North Korea joins South Korean protest over Japan’s ‘Rising Sun’ flag

FAN Editor
A sailor raises the Japanese naval ensign on the deck of Japanese helicopter carrier Kaga before its departure for naval drills in the Indian Ocean
A sailor raises the Japanese naval ensign on the deck of Japanese helicopter carrier Kaga before its departure for naval drills in the Indian Ocean, Indonesia September 22, 2018. REUTERS/Kim Kyung-Hoon

October 5, 2018

By Joyce Lee

SEOUL (Reuters) – Japan should refrain from flying the “Rising Sun” flag on a warship in a fleet review planned in South Korea next week, a North Korean propaganda website said on Friday, joining South Koreans in the latest spat over the countries’ colonial history.

Relations between the neighbors and Japan have long been strained by lingering resentment over Japanese colonization, territorial disputes and the issue of girls and women forced to work in Japan’s wartime brothels.

Many people in both Koreas see the red-and-white flag as a symbol of Japan’s past military aggression and its occupation of the Korean peninsula from 1910 to 1945.

“The ‘Rising Sun’ flag is a war-crime flag that the 20th-century Japanese imperialists used when executing their barbaric invasions into our nation and other Asian nations,” North Korea’s state-controlled Uriminjokkiri website said.

“Planning to enter flying the ‘Rising Sun’ flag is an unbearable insult and ridicule to our people.”

In South Korea, which has formally asked Japan to reconsider flying the flag, articles about the controversy are among the most widely read on social media, with the president’s office receiving 250 petitions for the Japanese ship to be barred.

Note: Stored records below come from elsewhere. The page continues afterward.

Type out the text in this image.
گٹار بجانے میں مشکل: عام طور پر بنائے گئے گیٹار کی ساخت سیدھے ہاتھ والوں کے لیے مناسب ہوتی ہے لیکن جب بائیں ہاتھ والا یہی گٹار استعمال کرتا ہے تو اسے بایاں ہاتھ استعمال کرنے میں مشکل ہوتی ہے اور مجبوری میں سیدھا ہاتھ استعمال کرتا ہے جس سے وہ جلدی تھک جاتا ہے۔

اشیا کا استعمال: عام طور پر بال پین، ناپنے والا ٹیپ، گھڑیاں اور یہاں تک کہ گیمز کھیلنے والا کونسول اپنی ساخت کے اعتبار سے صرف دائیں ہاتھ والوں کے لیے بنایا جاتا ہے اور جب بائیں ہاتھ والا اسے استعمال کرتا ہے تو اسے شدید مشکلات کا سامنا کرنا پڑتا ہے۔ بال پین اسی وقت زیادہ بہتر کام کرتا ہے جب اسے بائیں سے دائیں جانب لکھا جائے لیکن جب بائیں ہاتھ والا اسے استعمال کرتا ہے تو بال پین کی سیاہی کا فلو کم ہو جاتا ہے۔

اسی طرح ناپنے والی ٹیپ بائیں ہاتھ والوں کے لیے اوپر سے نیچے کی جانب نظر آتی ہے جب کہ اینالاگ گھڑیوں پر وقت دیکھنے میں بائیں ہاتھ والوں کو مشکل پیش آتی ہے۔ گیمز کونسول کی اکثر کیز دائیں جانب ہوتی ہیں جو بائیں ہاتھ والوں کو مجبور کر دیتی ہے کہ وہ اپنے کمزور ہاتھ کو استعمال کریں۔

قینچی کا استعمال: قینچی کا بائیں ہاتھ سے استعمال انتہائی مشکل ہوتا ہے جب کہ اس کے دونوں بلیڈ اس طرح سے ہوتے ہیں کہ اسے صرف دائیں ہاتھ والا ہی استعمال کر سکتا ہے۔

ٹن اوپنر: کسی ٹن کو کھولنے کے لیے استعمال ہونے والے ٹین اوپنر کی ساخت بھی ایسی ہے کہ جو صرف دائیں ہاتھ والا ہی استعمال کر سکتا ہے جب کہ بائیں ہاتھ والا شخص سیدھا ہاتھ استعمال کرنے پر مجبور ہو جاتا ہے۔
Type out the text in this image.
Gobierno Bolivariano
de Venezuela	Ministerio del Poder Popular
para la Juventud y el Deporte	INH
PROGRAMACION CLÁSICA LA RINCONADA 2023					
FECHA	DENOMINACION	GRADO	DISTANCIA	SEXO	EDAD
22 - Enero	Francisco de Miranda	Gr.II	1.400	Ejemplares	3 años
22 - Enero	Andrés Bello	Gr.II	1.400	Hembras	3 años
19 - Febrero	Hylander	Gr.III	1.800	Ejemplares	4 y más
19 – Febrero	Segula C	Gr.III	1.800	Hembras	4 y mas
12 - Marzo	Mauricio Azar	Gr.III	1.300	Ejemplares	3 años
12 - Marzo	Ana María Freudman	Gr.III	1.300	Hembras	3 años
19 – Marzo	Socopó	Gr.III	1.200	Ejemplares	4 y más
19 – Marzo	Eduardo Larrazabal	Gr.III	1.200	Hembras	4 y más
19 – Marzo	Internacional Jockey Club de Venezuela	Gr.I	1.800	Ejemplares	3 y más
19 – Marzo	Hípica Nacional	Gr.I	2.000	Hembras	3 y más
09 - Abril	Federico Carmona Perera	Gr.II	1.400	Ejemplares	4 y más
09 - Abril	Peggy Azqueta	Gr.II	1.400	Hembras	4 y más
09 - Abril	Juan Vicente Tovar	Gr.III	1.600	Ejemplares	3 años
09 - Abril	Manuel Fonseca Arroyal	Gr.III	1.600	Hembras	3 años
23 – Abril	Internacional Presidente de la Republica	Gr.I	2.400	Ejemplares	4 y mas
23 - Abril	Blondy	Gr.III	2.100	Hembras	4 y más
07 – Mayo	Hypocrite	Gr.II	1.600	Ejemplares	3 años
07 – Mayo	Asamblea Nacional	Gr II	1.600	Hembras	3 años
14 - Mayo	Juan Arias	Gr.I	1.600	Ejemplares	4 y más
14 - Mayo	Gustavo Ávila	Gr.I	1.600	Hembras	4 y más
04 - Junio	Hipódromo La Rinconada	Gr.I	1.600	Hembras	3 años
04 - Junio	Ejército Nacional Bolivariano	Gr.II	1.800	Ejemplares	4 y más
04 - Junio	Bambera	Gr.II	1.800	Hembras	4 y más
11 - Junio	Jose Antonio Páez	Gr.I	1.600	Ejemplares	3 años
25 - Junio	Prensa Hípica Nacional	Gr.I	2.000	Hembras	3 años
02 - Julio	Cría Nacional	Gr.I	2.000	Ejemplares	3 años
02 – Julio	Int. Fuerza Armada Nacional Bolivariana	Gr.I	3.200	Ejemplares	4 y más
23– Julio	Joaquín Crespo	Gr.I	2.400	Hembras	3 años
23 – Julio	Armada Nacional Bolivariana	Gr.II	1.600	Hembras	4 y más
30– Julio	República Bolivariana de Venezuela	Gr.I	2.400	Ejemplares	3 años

The South Korean Navy said on Friday that Japanese naval ships flew the ensign when they participated in fleet reviews in 1998 and 2008, but it has asked all ships at this year’s naval review to display national flags and the South Korean flag.

The “Rising Sun” ensign, used by the Japanese Imperial Navy in campaigns around Asia and the Pacific before and during World War Two, was adopted by the Maritime Self-Defense Force in 1954.

Variations of the flag are used by the ground Self-Defense Force and on the fatigues of some Japanese sailors, but some South Koreans liken the ensign to Nazi symbols such as the swastika.

Japanese officials have signaled the flag will be flown, despite the protests.

“Hoisting of the Maritime Self-Defence Force ensign is required by law,” Katsutoshi Kawano, the chief of staff of Japan’s Self Defence Forces, told reporters on Thursday.

“Members take pride in the ensign, and we will never go there with the flag unhoisted.”

South Korea’s foreign ministry had “conveyed our stance that the Japanese side should fully consider the Rising Sun flag’s emotional connotation to our people,” Foreign Minister Kang Kyung-wha said on Thursday.

Japan is a key player in United States-led efforts to isolate and punish North Korea over its nuclear weapons and ballistic missiles.

But it has remained a major target of criticism, despite warming ties between Pyongyang and Seoul as the North’s leader Kim Jong Un engaged in a flurry of diplomacy this year, during which he also met leaders of the United States and China.

Japan and South Korea often trade barbs over disputed islands known as Takeshima in Japan and Dokdo in Korea.